Comparing the coefficients in the best model with the ones in the full model (which can be found in Section \@ref(sec:Bayes-multiple-regression)), we see that the 95\% credible interval for `IQ` variable is the same. However, the credible interval for high school status `hs` has shifted slightly to the right, and it is also slighly narrower, meaning a smaller posterior standard deviation. All credible intervals of coefficients exclude 0, suggesting that we have found a parsimonious model.^[A parsimonious model is a model that accomplishes a desired level of explanation or prediction with as few predictor variables as possible. More discussion of parsimonious models can be found in Course 3 Linear Regression and Modeling.]

### Other Criteria

BIC is one of the criteria based on penalized likelihoods. Other examples such as AIC (Akaike information criterion) or adjusted $R^2$, employ the form of
$$ -2\ln(\widehat{\text{likelihood}}) + (p+1)\times\text{some constant},$$
where $p$ is the number of predictor variables and "some constant" is a constant value depending on different criteria. BIC tends to select parsimonious models (with fewer predictor variables) while AIC and adjusted $R^2$ may include variables that are not statistically significant, but may do better for predictions.

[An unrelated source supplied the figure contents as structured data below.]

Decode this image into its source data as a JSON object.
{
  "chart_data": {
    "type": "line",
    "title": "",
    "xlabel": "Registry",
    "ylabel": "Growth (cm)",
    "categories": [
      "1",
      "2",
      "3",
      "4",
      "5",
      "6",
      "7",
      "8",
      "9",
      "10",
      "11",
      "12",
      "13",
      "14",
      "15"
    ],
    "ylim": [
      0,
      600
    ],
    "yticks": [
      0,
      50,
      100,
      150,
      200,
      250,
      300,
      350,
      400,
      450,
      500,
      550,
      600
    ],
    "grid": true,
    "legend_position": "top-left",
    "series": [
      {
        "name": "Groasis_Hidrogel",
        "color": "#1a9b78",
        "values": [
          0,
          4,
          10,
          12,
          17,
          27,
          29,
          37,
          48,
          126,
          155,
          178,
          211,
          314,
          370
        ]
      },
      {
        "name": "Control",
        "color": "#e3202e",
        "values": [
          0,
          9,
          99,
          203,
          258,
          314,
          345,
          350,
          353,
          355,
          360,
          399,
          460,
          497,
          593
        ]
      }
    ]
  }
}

Other Bayesian model selection decisions may be based on selecting models with the highest posterior probability. If predictions are important, we can use decision theory to help pick the model with the smallest expected prediction error. In addiciton to goodness of fit and parsimony, loss functions that include costs associated with collecting variables for predictive models may be of important consideration.